Lançámos nos últimos dias mais três medidas que complementam o quadro de proteção, confiança, equidade e liberdade que nos guia – e do qual dei aqui nota na última semana.

Perante a alteração de circunstâncias definida pelo Governo – o uso de máscara obrigatória em transportes públicos –, o nosso entendimento é que não podemos exigir isso aos cidadãos sem que lhes seja criada uma hipótese de aquisição de máscaras a preço muito baixo. Por isso, desde segunda-feira, o nosso programa de Máscaras Acessíveis entra numa nova fase que passa por: (1) distribuição gratuita nos transportes públicos; (2) gratuitidade para maiores de 65 e pessoas em fragilidade social (desempregados) mediante contacto prévio com os serviços municipais; (3) instalação de dispensadores automáticos por todo o concelho com (4) máscaras a um preço unitário de 0.25 euros.

Também esta semana, lançamos a caixa solidária virtual. Inspirada na ideia de um munícipe de Cascais, o Nuno Botelho, autor das caixas solidárias que estão hoje por todo o país, Cascais lançou uma plataforma digital que concentra os donativos da sociedade civil. O compromisso é que a autarquia dobre todos os donativos recebidos. A App 1=2 está a funcionar em pleno e apelo aos leitores do i que possam também contribuir. Garantir a dignidade na dificuldade é um compromisso férreo da nossa parte.

Por último, os estudantes de Cascais terão um complemento de ensino à distância com um canal de telescola no Instagram, com conteúdos desenhados localmente e destinado a todos e, muito em particular, aos alunos com necessidades especiais.
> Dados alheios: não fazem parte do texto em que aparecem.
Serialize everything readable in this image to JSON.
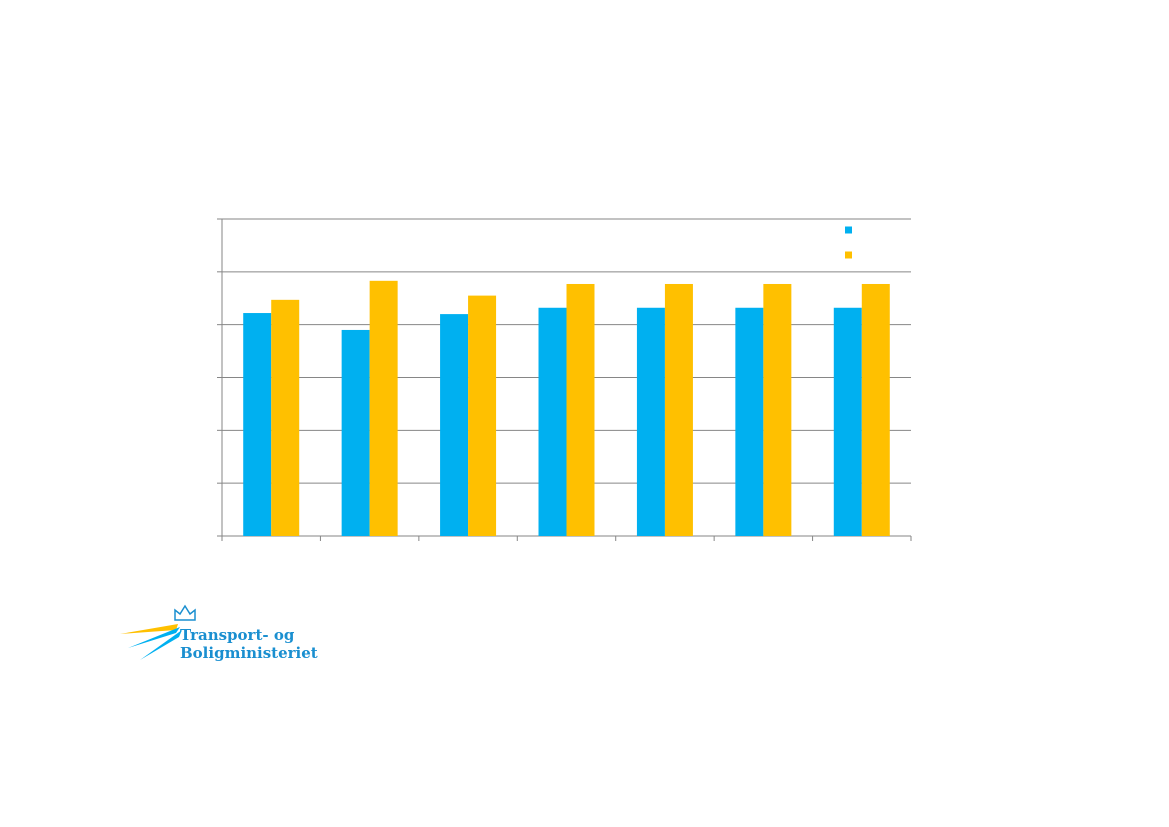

O Papa Francisco fez ecoar um sentimento de unidade global quando disse “estamos todos no mesmo barco”.

Agora que a pandemia parece estar a dar uma (falsa) sensação de trégua, é essencial que continuemos todos no mesmo barco.

É isso que definirá a nossa capacidade de vencer, ou não, o coronavírus e as múltiplas crises que ele nos lançou ao caminho.